I do have some friends here (Mrs Pearse and Miss Yoshikawa being chief among them.)I enjoy some days here, just sitting in the CocoaJava cafe, or taking copius notes in my office… But then there are times, like some few days ago, that I sit next to Arnold in the sick room downstairs and all I can think of is how tired I am (in mental, physical and emotional senses) and how sometimes I wished that we’d never followed what you said and came here… None of this would have happened at home. But, being the dire situation we were in, it was necessary to leave home and make a new start here. I simply wish that Arnold realized just how much I need him to function. He’s been such a part of my life, both at home and here, that if he should get himself into real danger and die… what would I do? I can’t go home, I know that now. And I couldn’t get myself together here without him to gently (and as you remember, sometimes NOT so gently) remind me to do the little things that barely register as needing to be done for me.

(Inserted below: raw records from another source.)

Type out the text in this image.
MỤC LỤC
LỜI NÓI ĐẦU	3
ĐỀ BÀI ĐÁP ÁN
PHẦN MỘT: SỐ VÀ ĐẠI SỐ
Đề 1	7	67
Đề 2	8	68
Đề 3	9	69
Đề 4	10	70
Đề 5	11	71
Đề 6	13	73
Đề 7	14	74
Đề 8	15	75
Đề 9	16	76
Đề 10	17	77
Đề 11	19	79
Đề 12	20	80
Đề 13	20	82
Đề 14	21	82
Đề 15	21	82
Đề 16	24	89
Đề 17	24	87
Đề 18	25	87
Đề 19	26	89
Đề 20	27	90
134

Thaddeus, I hope to hear from you soon and I truly hope that this letter finds you safe and well. Perhaps I should go downstairs and see if Arnold wishes to add anything… Then again, I should more than likely let him sleep. He needs it. We (that is to say, Kristos and I) have only given him a small amount of morphine that once to make it easier for him to sleep… he hasn’t needed it since. Please, write back as soon as you can. I would love to know how Julia and Nietsche are faring as well, and perhaps you and I can keep up this correspondence for a while. It would be nice to get letters from home every so often.